Point the GTMContainerID at the sGTM container, and configure your GTM admin to route the loader and beacons through the custom subdomain. See Google's sGTM documentation for the DNS and deployment side.

Common CSP pitfalls

Three mistakes come up often. All of them surface as console errors in the browser's devtools.

  • Refused to execute inline script. GTM needs script-src 'unsafe-inline' and script-src-attr 'unsafe-inline'. Piko's defaults exclude both, so a plain WithPikoDefaults() plus host allowlists does not work for GTM. Build the policy from scratch.
  • Refused to connect to .... A tag configured in GTM tries to send a beacon to a domain not in connect-src. The browser tells you which host. Add it and redeploy.
  • Refused to load the image .... Tracking pixels come from varied hosts. The ImgSrc(piko.CSPSelf, piko.CSPData, piko.CSPBlob, piko.CSPHTTPS) block covers most cases by allowing any HTTPS image. Lock this down further if the project's policy demands it.

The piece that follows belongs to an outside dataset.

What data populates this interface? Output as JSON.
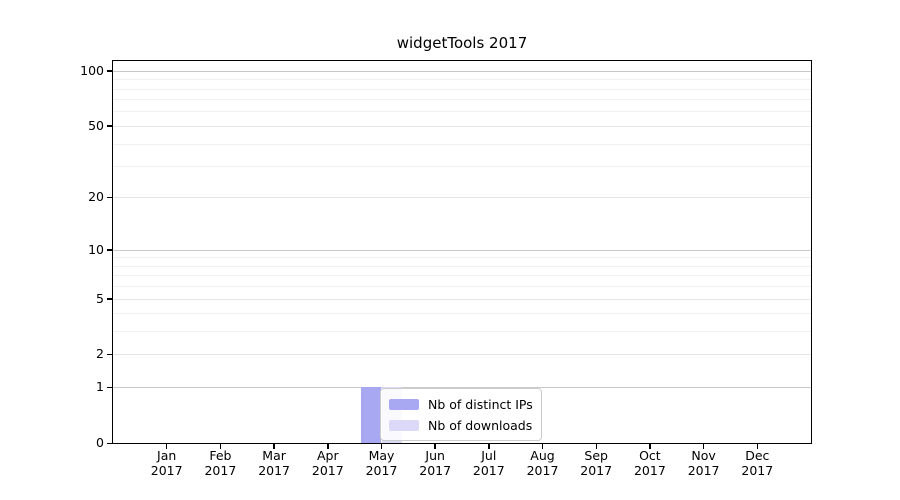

After every change, ship to a staging environment, open devtools, and refresh the page. CSP violations print in red and the affected feature silently fails. Every red line is a lead on what to allow.

Privacy controls

piko.AnalyticsConfig exposes two fields that shape what leaves the browser:

piko.AnalyticsConfig{
    TrackingIDs:     []string{"G-XXXXXXXXXX"},
    AnonymiseIP:     true,   // strips the last octet of IPv4 addresses before sending
    DisablePageView: false,  // suppresses the automatic page_view event on every navigation
}

AnonymiseIP: true is a GDPR-friendly default. DisablePageView: true helps when a single-page-app navigates between client-side routes faster than the page-view event needs to fire. The application then emits a single custom event per logical screen.

For the full field surface, including DebugMode and the list of automatic events (page_view, piko_action, piko_error), see frontend analytics reference.

Emit custom events

From any PK or PKC template, call the runtime helper:

piko.analytics.track("checkout_started", {
    cart_value: 4999,
    currency: "GBP",
});

The event reaches GA4 (direct) or lands in the dataLayer (GTM), where marketing tags pick it up.

From a Go action, the backend collector path is a better fit:

piko.TrackAnalyticsEvent(a.Ctx(), &piko.AnalyticsEvent{
    Type: piko.EventCustom,
    Name: "checkout_completed",
})

The two channels cover different cases. See about analytics for the frontend-versus-backend split and when to reach for each.